The Peace Corps/Cambodia office will keep you informed of any issues that may impact Volunteer safety through information sharing. Regular updates will be provided in Volunteer newsletters and in memorandums from the country director. In the event of a critical situation or emergency, you will be contacted through the emergency communication network. An important component of the capacity of the Peace Corps to keep you informed is your buy-in to the partnership concept with the Peace Corps staff. It is expected that you will do your part in ensuring that Peace Corps staff members are kept apprised of your movements in-country so that they are capable of informing you.

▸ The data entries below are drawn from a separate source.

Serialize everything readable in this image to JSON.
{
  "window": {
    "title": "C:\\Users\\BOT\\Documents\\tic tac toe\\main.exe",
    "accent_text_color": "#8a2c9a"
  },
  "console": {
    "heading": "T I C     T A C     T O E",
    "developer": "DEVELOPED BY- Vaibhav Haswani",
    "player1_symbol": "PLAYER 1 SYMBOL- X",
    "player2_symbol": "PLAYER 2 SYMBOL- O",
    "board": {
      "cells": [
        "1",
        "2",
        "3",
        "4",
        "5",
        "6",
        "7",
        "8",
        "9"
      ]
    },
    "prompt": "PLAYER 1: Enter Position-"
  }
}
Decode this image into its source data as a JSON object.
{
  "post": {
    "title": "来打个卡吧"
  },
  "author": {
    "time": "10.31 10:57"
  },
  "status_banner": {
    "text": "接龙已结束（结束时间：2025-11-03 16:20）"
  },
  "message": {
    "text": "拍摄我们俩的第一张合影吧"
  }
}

Volunteer training will include sessions on specific safety and security issues in Cambodia. This training will prepare you to adopt a culturally appropriate lifestyle and exercise judgment that promotes safety and reduces risk in your home, at work, and while traveling. Safety training is offered throughout service and is integrated into the language, cross-cultural aspects, health, and other components of training. You will be expected to successfully complete all training competencies in a variety of areas, including safety and security, as a condition of service.
Certain site selection criteria are used to determine safe housing for Volunteers before their arrival. The Peace Corps staff works closely with host communities and counterpart agencies to help prepare them for a Volunteer’s arrival and to establish expectations of their respective roles in supporting the Volunteer. Each site is inspected before the Volunteer’s arrival to ensure placement in appropriate, safe, and secure housing and worksites. Site selection is based, in part, on any relevant site history; access to medical, banking, postal, and other essential services; availability of communications, transportation, and markets; different housing options and living arrangements; and other Volunteer support needs.
You will also learn about Peace Corps/Cambodia’s detailed emergency action plan, which is implemented in the event of civil or political unrest or a natural disaster. When you arrive at your site, you will complete and submit a site locator form with your address, contact information, and a map to your house. If there is a security threat, you will gather with other Volunteers in Cambodia at predetermined locations until the situation is resolved or the Peace Corps decides to evacuate.
Finally, in order for the Peace Corps to be fully responsive to the needs of Volunteers, it is imperative that Volunteers immediately report any security incident to the Peace Corps office. The Peace Corps has established protocols for addressing safety and security incidents in a timely and appropriate manner, and it collects and evaluates safety and security data to track trends and develop strategies to minimize risks to future Volunteers.